For a moment, the g-forces make me light-headed, but it passes almost instantly. It’s enough to make you realise how easy it would be for pilots to become dizzy or disoriented during the turning, diving dogfights over occupied Europe.
I’m invited to take control again, and after that we head for home. We descend and the scenery is once again a stirring sight beneath those famous wings. I can see the airfield in the distance and my thoughts drift back to what might have been going through the minds of those young men as they neared home.
Low now, we turn and fly over the runway. I can see in perfect clarity the shadow cast by the Spitfire on the ground below, passing over houses, gardens and then the airfield. It’s another unforgettable, strangely poignant moment, a personal confirmation that this is really happening. We turn, and Steve lowers the undercarriage. The gear selector, visible to my lower right, shows whether it has come down or not. It has. We’re on finals now and I’m bracing myself for a bump. None comes. Compared with the Hawker Hurricane, the Spitfire could be tricky to land due to its narrow undercarriage, but Steve greases it onto the tarmac with delicate precision. There’s loads of rudder input – I can feel that through my feet, and the tail seems to shudder in the slipstream until we slow right down.
All we need to do now is taxi across the grass, wave at onlookers, and climb heroically from the cockpit. I’m probably talking absolute rubbish to Steve at this point, and he kindly humours me. Darren Harbar is back on terrafirma and is there to capture this moment of glory.

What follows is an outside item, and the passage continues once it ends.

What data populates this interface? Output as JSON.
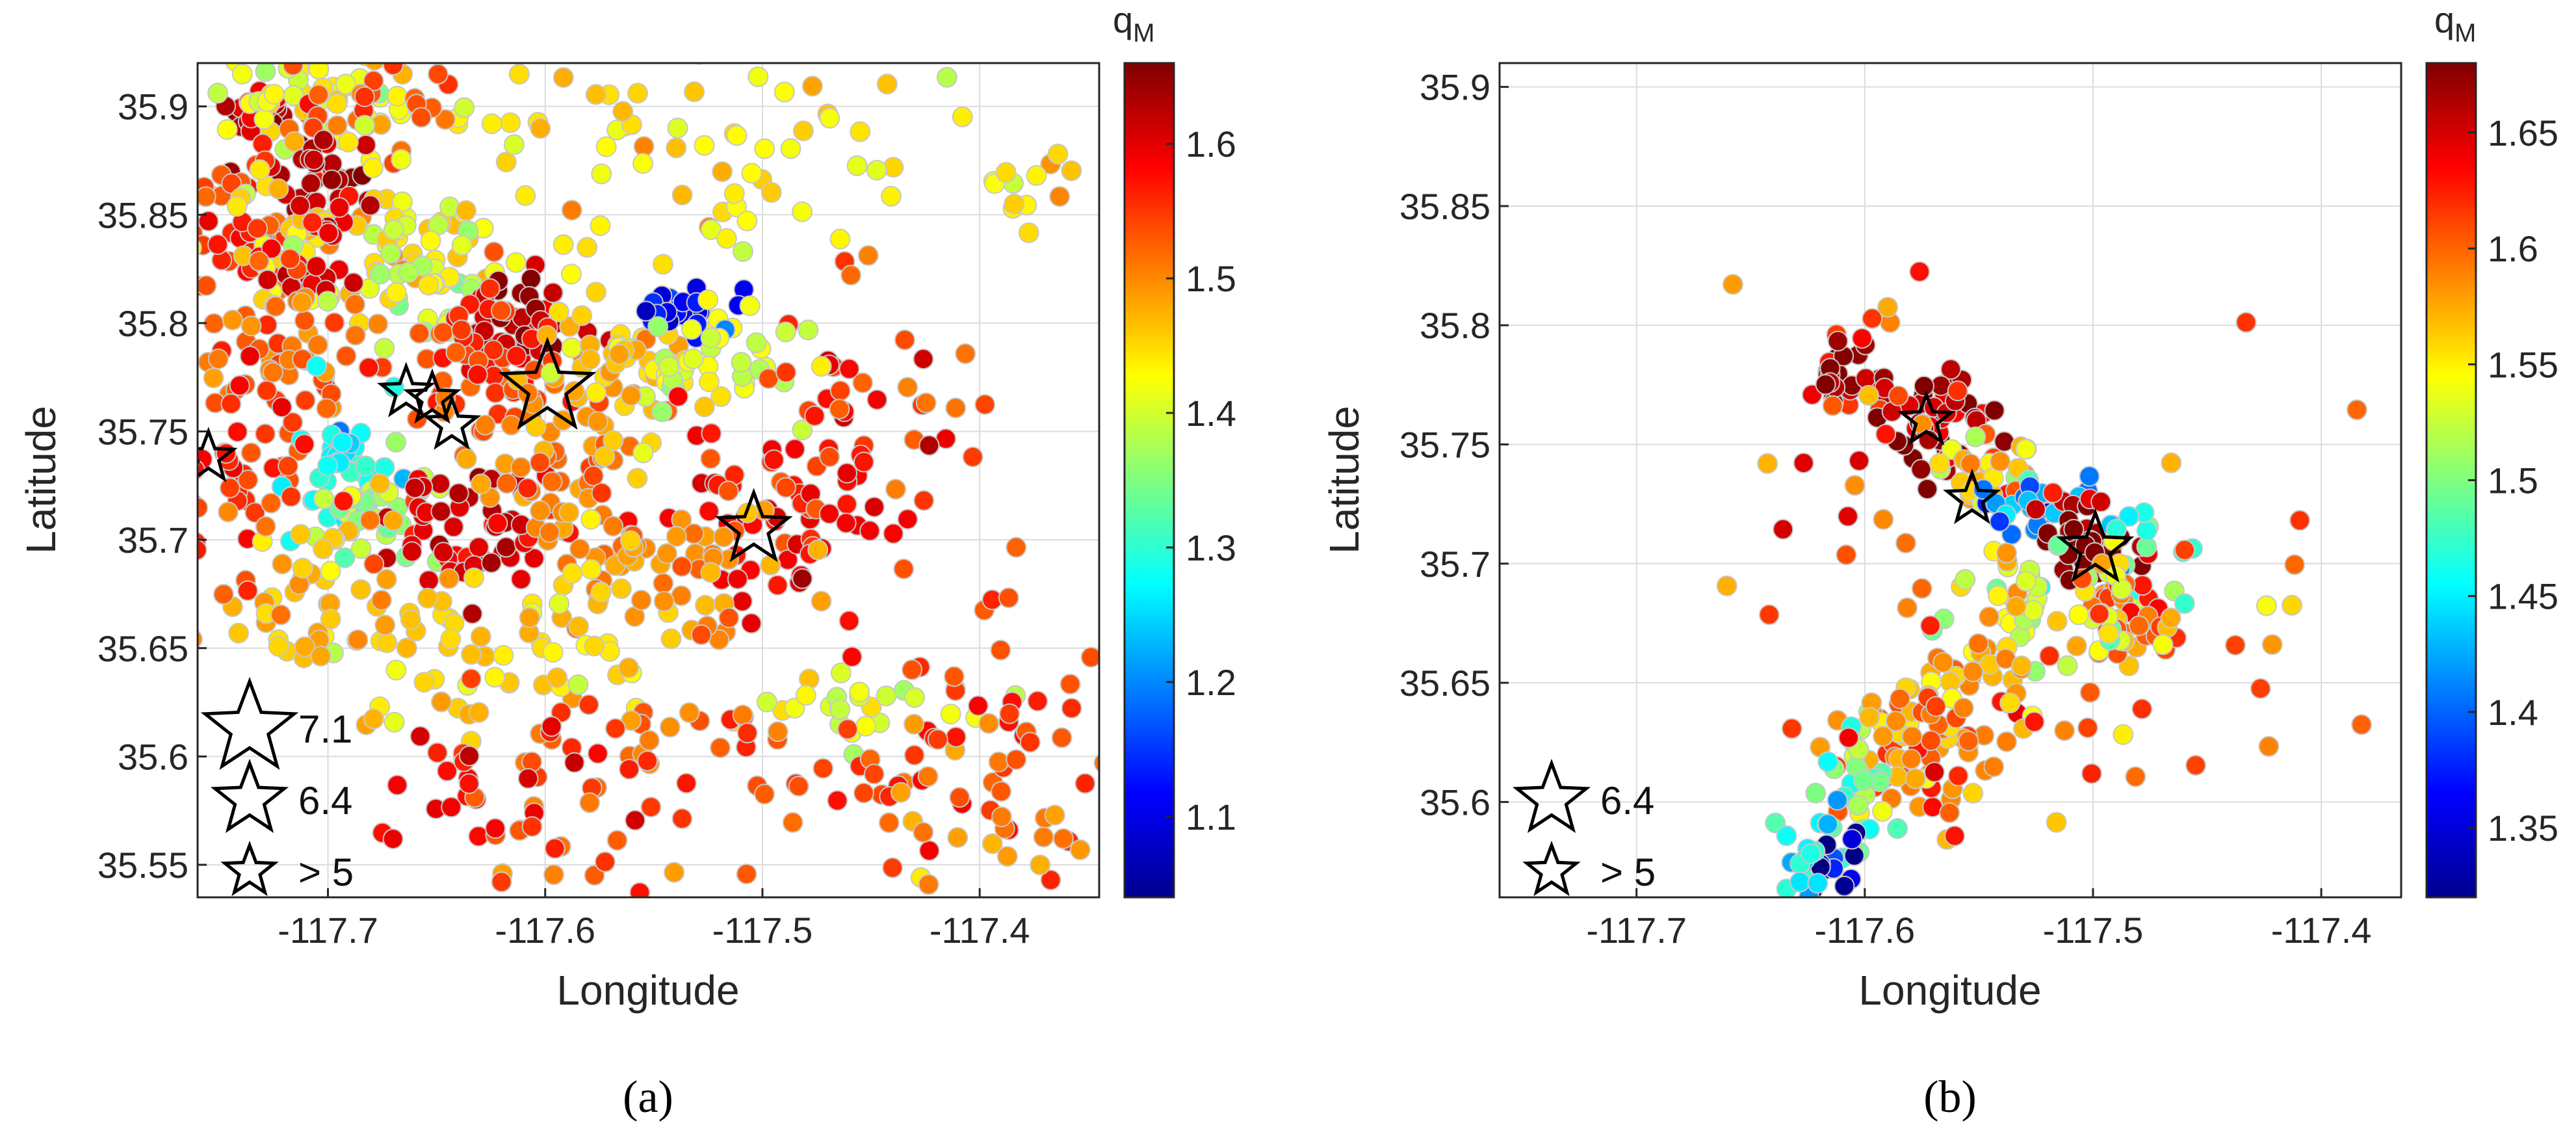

To give an idea of how special this experience was, the following day Key Publishing’s group editor Nigel Price asks me what item I will place on my ‘bucket list’ now that I’ve done this. After pondering the matter for several minutes I still haven’t come up with anything. All I can think of is this – I’ll have to save up some money, go back to Sywell and do it all over again.